O volume de votos positivos sugeriria um apoio amplo, mas os comentários contam outra história. A maioria das respostas discorda frontalmente da avaliação entusiasmada.
“A jogabilidade é incrivelmente repetitiva”, diz um dos comentários mais curtidos. Outro reforça a crítica: “Em termos de jogabilidade, até que é bom, mas os diálogos são constrangedores pra c*.”
Há também quem vá além e faça comparações pouco favoráveis dentro da própria franquia LEGO: “Pessoalmente, acho que é o pior jogo LEGO até hoje. Linear, preso a trilhos e basicamente uma versão infantilizada de Horizon Forbidden West. Não tem o charme nem a destruição dos jogos LEGO da Traveler’s Tales.”

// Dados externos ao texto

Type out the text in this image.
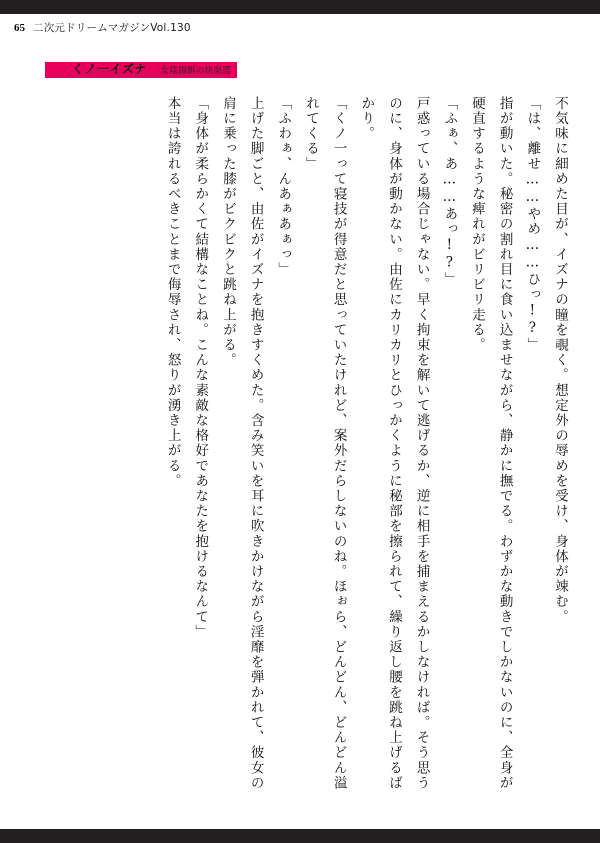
65 二次元ドリームマガジンVol.130
くノ一イズナ 女陰揚餌の快楽罠

不気味に細めた目が、イズナの瞳を覗く。想定外の辱めを受け、身体が竦む。

「は、離せ……やめ……ひっ!?」

指が動いた。秘密の割れ目に食い込ませながら、静かに撫でる。わずかな動きでしかないのに、全身が硬直するような痺れがビリビリ走る。

「ふぁ、あ……あっ!?」

戸惑っている場合じゃない。早く拘束を解いて逃げるか、逆に相手を捕まえるかしなければ。そう思うのに、身体が動かない。由佐にカリカリとひっかくように秘部を擦られて、繰り返し腰を跳ね上げるばかり。

「くノ一って寝技が得意だと思っていたけれど、案外だらしないのね。ほぉら、どんどん、どんどん溢れてくる」

「ふわぁ、んあぁあぁっ」

上げた脚ごと、由佐がイズナを抱きすくめた。含み笑いを耳に吹きかけながら淫靡を弾かれて、彼女の肩に乗った膝がビクビクと跳ね上がる。

「身体が柔らかくて結構なことね。こんな素敵な格好であなたを抱けるなんて」

本当は誇れるべきことまで侮辱され、怒りが湧き上がる。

As divergências deixam claro o motivo da nota apenas razoável no Metacritic. Há fãs que se divertiram genuinamente, especialmente pela estética e pelo humor, mas há também um número expressivo de jogadores frustrados com a repetição da jogabilidade, o tom dos diálogos e a falta de identidade em relação a outros jogos LEGO.
Ainda assim, existe um consenso prático: poucos pagariam os R$ 180 cobrados originalmente pelo título. Para os assinantes do PlayStation Plus, porém, essa barreira não existe. Até o dia 5 de janeiro, o jogo pode ser resgatado gratuitamente em qualquer plano do serviço, permitindo que cada jogador tire suas próprias conclusões sobre um dos lançamentos mais divisivos recentes da Sony.